Located on 42nd Street, the Daily News Building was constructed in 1929-1930 for the newspaper of the same name, owned by Joseph Patterson. Journalist/publisher Patterson chose architect Raymond Hood for the job. Hood had designed the magnificent Chicago Tribune building, which was owned by Patterson’s grandfather, Joseph Medill.
The 37-story Art Deco building, which stands 476 feet tall (145 m), is best recognized by its vertical strips of windows separated with red and black brick patterned spandrels (the portion of wall between the top of one window and the window sill above it). White brickwork forms the separating vertical piers. While most buildings of the time were being constructed with limestone, Hood decided it was too expensive, so favored brick instead.
The tops of the window stripes are decorated with ornamental spandrels extending all the way to the top of the building. At that point, they’re sloped inward and split by a narrow pier. The top of the building is flat; unusual for buildings of its time. However, the level top served as an inspiration for many skyscrapers that followed. The main entrance is particularly indicative of the Art Deco style, with an ornate bas-relief over that entrance featuring images of office workers underneath a sunburst.

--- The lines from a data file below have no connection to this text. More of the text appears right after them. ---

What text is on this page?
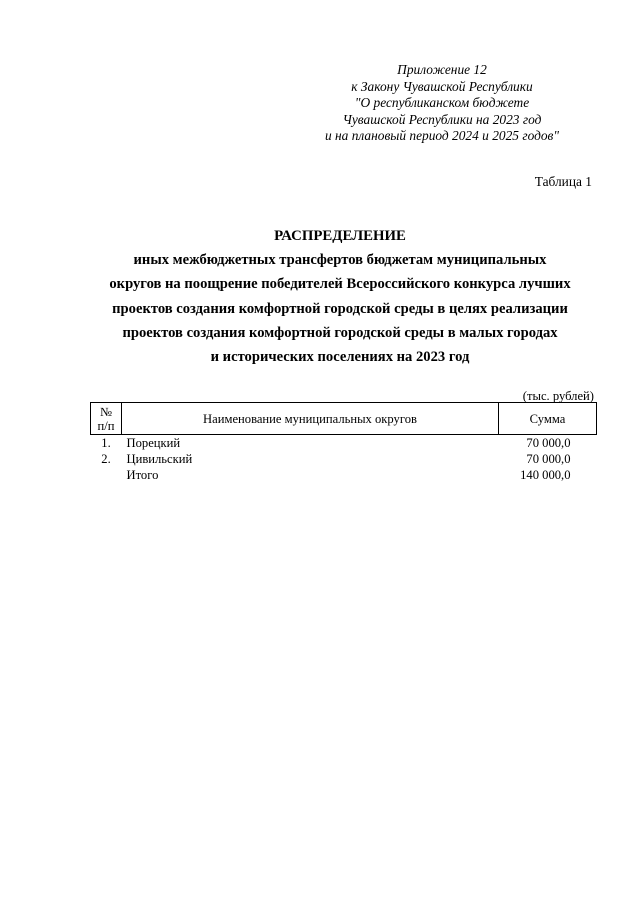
Приложение 12
к Закону Чувашской Республики
"О республиканском бюджете
Чувашской Республики на 2023 год
и на плановый период 2024 и 2025 годов"
Таблица 1
РАСПРЕДЕЛЕНИЕ
иных межбюджетных трансфертов бюджетам муниципальных
округов на поощрение победителей Всероссийского конкурса лучших
проектов создания комфортной городской среды в целях реализации
проектов создания комфортной городской среды в малых городах
и исторических поселениях на 2023 год
(тыс. рублей)
№
п/п	Наименование муниципальных округов	Сумма
1.	Порецкий	70 000,0
2.	Цивильский	70 000,0
	Итого	140 000,0
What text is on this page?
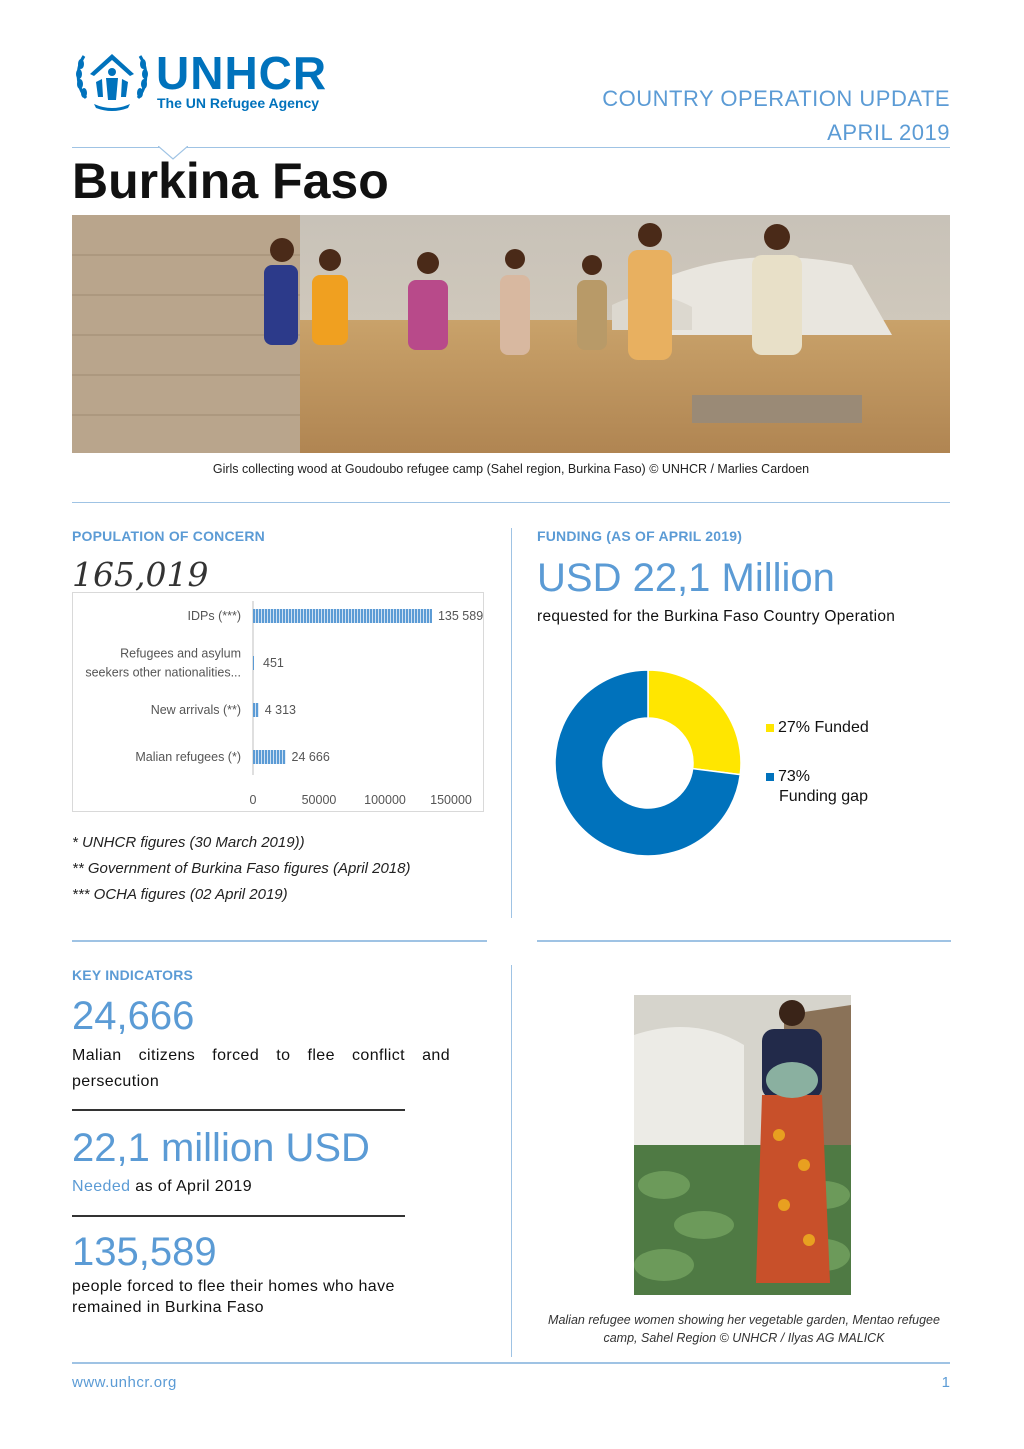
UNHCR
The UN Refugee Agency	COUNTRY OPERATION UPDATE
APRIL 2019
Burkina Faso
Girls collecting wood at Goudoubo refugee camp (Sahel region, Burkina Faso) © UNHCR / Marlies Cardoen
POPULATION OF CONCERN
165,019
IDPs (***)	135 589
Refugees and asylum
seekers other nationalities...
451
New arrivals (**) 4 313
Malian refugees (*)	24 666
0	50000 100000 150000
* UNHCR figures (30 March 2019))
** Government of Burkina Faso figures (April 2018)
*** OCHA figures (02 April 2019)
FUNDING (AS OF APRIL 2019)
USD 22,1 Million
requested for the Burkina Faso Country Operation
27% Funded
73%
Funding gap
KEY INDICATORS
24,666
Malian citizens forced to flee conflict and persecution
22,1 million USD
Needed as of April 2019
135,589
people forced to flee their homes who have remained in Burkina Faso
Malian refugee women showing her vegetable garden, Mentao refugee camp, Sahel Region © UNHCR / Ilyas AG MALICK
www.unhcr.org	1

You will notice that the ten-story base of the building is larger than what is above. The building was designed that way in order to accommodate the newspaper’s large presses on the lower floors.
An addition to the Daily News Building was made in the late 1950s by architects Harrison and Abramowitz, including a five-story wing for the newspaper’s enhanced printing plant and an 18-story wing to the east, which provided more office space. The newspaper moved out of the building in 1994 and the landmark skyscraper is now known as the News Building.
Probably even more famous than the building’s exterior is the giant globe that sits in its lobby. When the building first opened, it was one of the city’s prime tourist attractions. The rotating globe sits in the middle of a domed room that’s decorated with black glass. The map is updated as necessary. Clocks and thermometers line the walls near the globe, providing visitors with info about cities throughout the world.